There’s an irksome usability problem in the above code, which I’ve marked with a hot pepper 🌶. It is duplicate code: setting the x attribute on enter and update.
It’s common to apply operations to both entering and updating elements. If an element is updating (i.e., you’re not creating it from scratch), you may need to modify it to reflect the new data. Those modifications often also apply to entering elements, since they must reflect the new data, too.
D3 2.0 introduced a change to address this duplication: appending to the enter selection would now copy entering elements into the update selection. Thus, any operations applied to the update selection after appending to the enter selection would apply to both entering and updating elements, and duplicate code could be eliminated:
var text = g
.selectAll("text")
.data(data, key); // JOIN
text.exit() // EXIT
.remove();
text.enter() // ENTER
.append("text") // 🌶
.text(function(d) { return d; });
text // ENTER + UPDATE
.attr("x", function(d, i) { return i * 32; });
Alas, this made usability worse.
First, there’s no indication of what’s happening under the hood (poor role-expressiveness, or perhaps a hidden dependency). Most of the time, selection.append creates, appends and selects new elements; it does that here, but it also silently modifies the update selection. Surprise!
Second, the code is now dependent on the order of operations: if the operations to the update selection are applied before enter.append, they only affect updating nodes; if they occur after, they affect both entering and updating. The goal of the data-join is to eliminate such intricate logic, and to enable a more declarative specification of document transformations without complicated branching and iteration. The code might look simple, but it’s brushed the complexity under the rug.
D3 4.0 removes the magic of enter.append. (In fact, D3 4.0 removes the distinction between enter and normal selections entirely: there is now only one class of selection.) In its place, a new selection.merge method can unify the enter and update selections:
var text = g
.selectAll("text")
.data(data, key); // JOIN
text.exit() // EXIT
.remove();
text.enter() // ENTER
.append("text")
.text(function(d) { return d; })
.merge(text) // ENTER + UPDATE
.attr("x", function(d, i) { return i * 32; });
This eliminates the duplicate code without corrupting the behavior of a common method (selection.append) and without introducing a subtle dependency on ordering. Furthermore, the selection.merge method serves as a signpost to unfamiliar readers, which they can look up in the documentation.
Maxim 1. Avoid overloading meaning.
What can we learn from this failure? D3 3.x violated a Rams principle: good design makes a product understandable. In cognitive dimension terms, it had poor consistency because selection.append behaved differently on enter selections, and thus the user can’t extend understanding of normal selections to enter. It had poor role-expressiveness because the latter behavior wasn’t obvious.
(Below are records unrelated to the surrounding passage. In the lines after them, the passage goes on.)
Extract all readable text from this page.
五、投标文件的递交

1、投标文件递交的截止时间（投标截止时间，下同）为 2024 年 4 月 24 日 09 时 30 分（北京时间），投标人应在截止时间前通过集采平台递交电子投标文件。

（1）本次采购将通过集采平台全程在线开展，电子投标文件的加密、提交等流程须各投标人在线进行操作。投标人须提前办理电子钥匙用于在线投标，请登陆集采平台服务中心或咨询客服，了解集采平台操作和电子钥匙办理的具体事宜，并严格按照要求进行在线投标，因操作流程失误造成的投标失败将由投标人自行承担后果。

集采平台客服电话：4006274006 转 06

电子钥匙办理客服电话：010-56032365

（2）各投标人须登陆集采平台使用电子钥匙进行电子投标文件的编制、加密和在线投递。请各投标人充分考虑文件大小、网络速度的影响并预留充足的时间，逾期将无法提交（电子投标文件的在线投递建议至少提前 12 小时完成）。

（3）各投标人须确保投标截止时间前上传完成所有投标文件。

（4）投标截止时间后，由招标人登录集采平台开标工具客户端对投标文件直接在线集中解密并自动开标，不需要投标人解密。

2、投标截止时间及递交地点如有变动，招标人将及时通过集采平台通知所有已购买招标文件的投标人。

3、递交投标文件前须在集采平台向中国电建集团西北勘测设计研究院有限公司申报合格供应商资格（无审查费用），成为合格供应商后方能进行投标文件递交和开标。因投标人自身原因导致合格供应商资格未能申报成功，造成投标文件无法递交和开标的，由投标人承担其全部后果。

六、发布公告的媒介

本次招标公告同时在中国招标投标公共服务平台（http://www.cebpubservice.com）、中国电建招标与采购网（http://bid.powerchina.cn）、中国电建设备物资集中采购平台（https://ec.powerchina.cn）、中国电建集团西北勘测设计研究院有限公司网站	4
And there’s a hidden dependency: operations on the text selection must be run after appending to enter, though nothing in the code makes this requirement apparent.
D3 4.0 avoids overloading meaning. Rather than silently adding functionality to enter.append — even if it is useful in a common case — selection.append always only appends elements. If you want to merge selections, you need a new method! Hence, selection.merge.